To begin with, where is the outrage on the right for McConnell’s and the GOP’s general hypocrisy regarding their rush to fill RBG’s seat in an election year, when they moved heaven and earth to avoid doing so in 2016? For that matter, why does court-packing cause them to have a pang of conscience, when they’ve already pulled all sorts of dirty tricks to ensure that they have control of the judiciary? Of course, we all know by now that moral and ethical consistency is of absolutely no interest to McConnell nor his enablers, but even so it’s incredibly frustrating to see those on the right hand-wringing now that they face the same sort of manipulation that they’ve so often employed. It is, frankly, pretty rich to see the likes of Hugh Hewitt making the disingenuous claim that Biden has to take a stance on court-packing for the good of the country.
As far as the left is concerned…they should realize that if either Biden or Harris were to come out and say that they were to pack the courts that it would be a political firestorm. While it would be cheered by those on the left, independents and those in the middle would (rightly) see it as a naked power grab of the sort that the American electorate as a whole does not like (or at least that’s what they say out loud). Sometimes, as unpleasant as it is, one has to play the game and keep up appearances. After all, Biden is running as the candidate of normality, and he has to do everything that he can to make sure that that image stays intact.
Is this phenomenally and astoundingly unfair? Absolutely it is. However, as the old saying goes, life isn’t fair.
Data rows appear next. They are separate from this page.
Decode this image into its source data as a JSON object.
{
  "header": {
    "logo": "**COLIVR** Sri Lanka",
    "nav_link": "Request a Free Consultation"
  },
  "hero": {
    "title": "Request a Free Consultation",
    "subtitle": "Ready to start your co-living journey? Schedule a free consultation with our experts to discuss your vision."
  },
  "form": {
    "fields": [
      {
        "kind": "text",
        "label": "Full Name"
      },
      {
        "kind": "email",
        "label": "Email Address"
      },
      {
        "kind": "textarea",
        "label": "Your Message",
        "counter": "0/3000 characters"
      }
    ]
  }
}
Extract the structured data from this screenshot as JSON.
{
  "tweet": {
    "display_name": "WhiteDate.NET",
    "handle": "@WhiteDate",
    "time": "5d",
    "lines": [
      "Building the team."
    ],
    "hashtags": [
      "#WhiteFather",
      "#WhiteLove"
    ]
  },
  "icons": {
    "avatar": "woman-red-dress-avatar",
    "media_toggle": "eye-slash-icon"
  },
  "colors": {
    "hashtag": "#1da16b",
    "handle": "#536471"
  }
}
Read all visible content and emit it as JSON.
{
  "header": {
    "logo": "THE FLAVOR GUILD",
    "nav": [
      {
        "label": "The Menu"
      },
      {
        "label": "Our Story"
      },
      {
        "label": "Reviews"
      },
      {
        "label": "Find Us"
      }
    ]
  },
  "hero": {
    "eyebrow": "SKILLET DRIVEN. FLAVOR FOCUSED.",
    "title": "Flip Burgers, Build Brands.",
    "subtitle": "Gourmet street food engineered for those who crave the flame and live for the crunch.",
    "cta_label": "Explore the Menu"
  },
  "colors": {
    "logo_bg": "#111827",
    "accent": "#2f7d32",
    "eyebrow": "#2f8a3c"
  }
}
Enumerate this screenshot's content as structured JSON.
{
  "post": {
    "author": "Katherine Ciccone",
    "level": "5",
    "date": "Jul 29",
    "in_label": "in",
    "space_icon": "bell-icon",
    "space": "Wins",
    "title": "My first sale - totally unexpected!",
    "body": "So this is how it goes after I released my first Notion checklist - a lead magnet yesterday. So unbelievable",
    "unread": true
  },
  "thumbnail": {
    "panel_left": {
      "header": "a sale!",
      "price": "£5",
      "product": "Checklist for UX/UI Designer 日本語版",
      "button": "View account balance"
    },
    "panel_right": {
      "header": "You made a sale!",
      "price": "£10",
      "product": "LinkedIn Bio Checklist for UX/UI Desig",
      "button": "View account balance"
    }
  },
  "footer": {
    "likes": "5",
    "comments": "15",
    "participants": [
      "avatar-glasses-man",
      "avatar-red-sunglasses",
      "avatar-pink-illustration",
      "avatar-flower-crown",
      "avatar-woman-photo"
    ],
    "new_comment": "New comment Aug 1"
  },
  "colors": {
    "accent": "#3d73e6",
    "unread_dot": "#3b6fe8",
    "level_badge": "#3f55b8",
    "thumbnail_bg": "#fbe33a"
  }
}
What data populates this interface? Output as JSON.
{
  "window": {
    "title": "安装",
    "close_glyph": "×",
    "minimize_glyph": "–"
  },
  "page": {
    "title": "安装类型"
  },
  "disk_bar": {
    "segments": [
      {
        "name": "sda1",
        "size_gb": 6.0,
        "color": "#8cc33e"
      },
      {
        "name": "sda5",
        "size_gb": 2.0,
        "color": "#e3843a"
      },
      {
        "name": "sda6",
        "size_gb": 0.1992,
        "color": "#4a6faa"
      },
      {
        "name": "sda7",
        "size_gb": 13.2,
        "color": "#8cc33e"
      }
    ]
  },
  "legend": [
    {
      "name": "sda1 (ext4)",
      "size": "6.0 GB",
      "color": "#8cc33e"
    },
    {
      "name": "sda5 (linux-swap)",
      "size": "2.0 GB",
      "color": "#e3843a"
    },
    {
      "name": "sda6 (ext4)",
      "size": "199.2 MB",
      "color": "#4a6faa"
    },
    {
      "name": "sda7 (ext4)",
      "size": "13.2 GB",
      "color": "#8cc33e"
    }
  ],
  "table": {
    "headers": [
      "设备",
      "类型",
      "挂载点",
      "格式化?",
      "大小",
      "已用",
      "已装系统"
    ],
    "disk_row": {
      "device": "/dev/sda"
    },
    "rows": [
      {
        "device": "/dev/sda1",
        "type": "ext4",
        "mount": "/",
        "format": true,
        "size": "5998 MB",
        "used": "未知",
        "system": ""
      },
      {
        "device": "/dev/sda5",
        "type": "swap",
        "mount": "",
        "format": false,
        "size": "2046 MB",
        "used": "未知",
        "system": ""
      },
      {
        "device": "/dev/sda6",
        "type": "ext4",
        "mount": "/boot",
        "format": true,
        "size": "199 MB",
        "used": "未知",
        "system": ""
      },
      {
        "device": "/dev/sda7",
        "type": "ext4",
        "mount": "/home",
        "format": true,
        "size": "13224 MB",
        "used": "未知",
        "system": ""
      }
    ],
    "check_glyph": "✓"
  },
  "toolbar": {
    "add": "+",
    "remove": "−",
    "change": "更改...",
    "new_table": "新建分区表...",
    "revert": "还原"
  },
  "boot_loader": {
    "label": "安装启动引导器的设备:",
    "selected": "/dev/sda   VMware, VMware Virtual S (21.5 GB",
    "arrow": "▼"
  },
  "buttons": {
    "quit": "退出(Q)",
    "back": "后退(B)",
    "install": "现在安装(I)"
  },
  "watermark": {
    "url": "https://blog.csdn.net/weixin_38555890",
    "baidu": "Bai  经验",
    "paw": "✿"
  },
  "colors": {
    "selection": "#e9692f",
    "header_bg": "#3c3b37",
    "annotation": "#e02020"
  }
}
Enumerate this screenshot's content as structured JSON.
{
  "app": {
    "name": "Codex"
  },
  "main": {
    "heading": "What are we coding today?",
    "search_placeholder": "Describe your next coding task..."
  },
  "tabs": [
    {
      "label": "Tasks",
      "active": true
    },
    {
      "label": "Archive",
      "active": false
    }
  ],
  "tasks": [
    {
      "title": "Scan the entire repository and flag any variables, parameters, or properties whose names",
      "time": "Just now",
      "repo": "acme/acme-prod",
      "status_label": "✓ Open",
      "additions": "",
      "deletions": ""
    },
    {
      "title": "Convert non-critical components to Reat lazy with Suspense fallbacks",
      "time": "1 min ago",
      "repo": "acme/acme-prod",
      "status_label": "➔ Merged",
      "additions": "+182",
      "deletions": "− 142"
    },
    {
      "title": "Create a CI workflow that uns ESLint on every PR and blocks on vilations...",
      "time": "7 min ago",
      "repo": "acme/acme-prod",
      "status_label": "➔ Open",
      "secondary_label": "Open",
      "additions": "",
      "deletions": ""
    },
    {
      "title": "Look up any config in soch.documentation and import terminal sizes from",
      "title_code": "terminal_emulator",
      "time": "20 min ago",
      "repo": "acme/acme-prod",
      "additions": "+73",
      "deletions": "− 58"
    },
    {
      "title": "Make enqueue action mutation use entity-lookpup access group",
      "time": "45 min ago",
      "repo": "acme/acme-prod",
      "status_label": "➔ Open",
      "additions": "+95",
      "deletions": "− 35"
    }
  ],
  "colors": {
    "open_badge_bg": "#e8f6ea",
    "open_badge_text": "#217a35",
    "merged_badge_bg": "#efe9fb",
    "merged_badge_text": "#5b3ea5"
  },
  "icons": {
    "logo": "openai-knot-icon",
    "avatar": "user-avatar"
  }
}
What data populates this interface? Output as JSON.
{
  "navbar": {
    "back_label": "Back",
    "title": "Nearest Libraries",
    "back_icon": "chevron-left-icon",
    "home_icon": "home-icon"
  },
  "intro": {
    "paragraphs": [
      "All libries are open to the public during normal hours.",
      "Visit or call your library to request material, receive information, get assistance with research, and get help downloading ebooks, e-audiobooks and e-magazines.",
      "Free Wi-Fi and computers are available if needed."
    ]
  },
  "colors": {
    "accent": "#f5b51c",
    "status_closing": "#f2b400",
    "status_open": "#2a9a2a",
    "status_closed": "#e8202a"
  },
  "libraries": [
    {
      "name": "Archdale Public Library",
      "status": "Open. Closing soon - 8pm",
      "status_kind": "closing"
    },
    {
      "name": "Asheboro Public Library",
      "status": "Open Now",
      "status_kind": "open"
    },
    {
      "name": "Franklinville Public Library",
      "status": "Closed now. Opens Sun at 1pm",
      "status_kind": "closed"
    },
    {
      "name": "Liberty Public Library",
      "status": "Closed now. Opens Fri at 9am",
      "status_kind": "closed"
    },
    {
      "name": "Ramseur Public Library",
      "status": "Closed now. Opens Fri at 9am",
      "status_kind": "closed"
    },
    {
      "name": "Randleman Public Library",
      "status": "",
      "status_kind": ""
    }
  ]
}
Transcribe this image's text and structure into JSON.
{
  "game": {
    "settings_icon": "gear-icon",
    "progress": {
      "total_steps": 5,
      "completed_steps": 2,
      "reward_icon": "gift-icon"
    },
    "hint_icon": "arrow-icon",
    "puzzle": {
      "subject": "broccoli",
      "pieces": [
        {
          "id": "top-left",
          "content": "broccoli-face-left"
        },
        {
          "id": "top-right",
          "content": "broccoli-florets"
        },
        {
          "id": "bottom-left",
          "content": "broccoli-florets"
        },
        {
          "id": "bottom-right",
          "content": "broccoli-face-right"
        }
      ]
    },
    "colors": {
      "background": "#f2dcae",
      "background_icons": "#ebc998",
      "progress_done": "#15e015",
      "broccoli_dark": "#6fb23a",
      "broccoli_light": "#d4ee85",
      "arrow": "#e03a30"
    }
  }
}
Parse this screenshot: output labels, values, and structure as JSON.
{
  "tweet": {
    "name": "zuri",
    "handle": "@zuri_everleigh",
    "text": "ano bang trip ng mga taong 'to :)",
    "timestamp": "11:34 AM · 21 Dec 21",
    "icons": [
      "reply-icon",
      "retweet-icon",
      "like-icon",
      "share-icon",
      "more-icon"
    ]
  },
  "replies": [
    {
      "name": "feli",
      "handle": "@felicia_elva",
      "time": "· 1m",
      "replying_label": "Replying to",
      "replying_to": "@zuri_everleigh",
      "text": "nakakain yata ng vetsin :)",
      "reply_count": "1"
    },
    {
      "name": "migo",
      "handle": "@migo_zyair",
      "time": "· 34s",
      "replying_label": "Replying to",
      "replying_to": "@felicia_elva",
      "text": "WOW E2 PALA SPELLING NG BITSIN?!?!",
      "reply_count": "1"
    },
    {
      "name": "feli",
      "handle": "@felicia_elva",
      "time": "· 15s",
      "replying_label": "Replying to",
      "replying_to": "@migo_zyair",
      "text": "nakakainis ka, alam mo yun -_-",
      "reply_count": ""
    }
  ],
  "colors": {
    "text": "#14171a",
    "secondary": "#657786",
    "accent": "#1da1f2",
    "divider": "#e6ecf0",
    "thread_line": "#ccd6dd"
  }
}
Biden and Harris are wise not to give up their secrets because they know that, in Admiral Akbar’s words, it’s a trap. If they commit to court-packing, they’ll take a pretty big hit politically; there’s far less risk, and potentially far greater reward, if they continue to hold their cards close to the chest. Personally, I have no doubt whatsoever that the Democratic leadership at all levels has every intention of remaking the federal judiciary should they get the opportunity. After all, there’s nothing that says that the Supreme Court must be nine justices; Congress has the authority to change that at any time. If Democrats are wise, they’ll wait until the election is over and then, flush with victory, do as they please.
It’s said that discretion is the better part of valor, and while some will no doubt see their caginess as just another example of Democratic spinelessness in the face of Republican opposition, I think the opposite is true. Biden and Harris are shrewd politicians. They understand the nuances of electoral politics in ways that those who are more straightforwardly partisan do not. They understand the importance of necessary fictions, and their campaign is wise not to commit one way or the other.
Hopefully, the press — who continue to hound the Biden campaign about this issue — will realize that there are much more important stories that they should be covering, including: Trump’s taxes; the fact that COVID cases appear to be once again on the rise; the attempts of Trump and other Republicans to sabotage the election; the list goes on and on.
Given the fact that they continue to refuse to learn the lessons of 2016, I’m not holding my breath.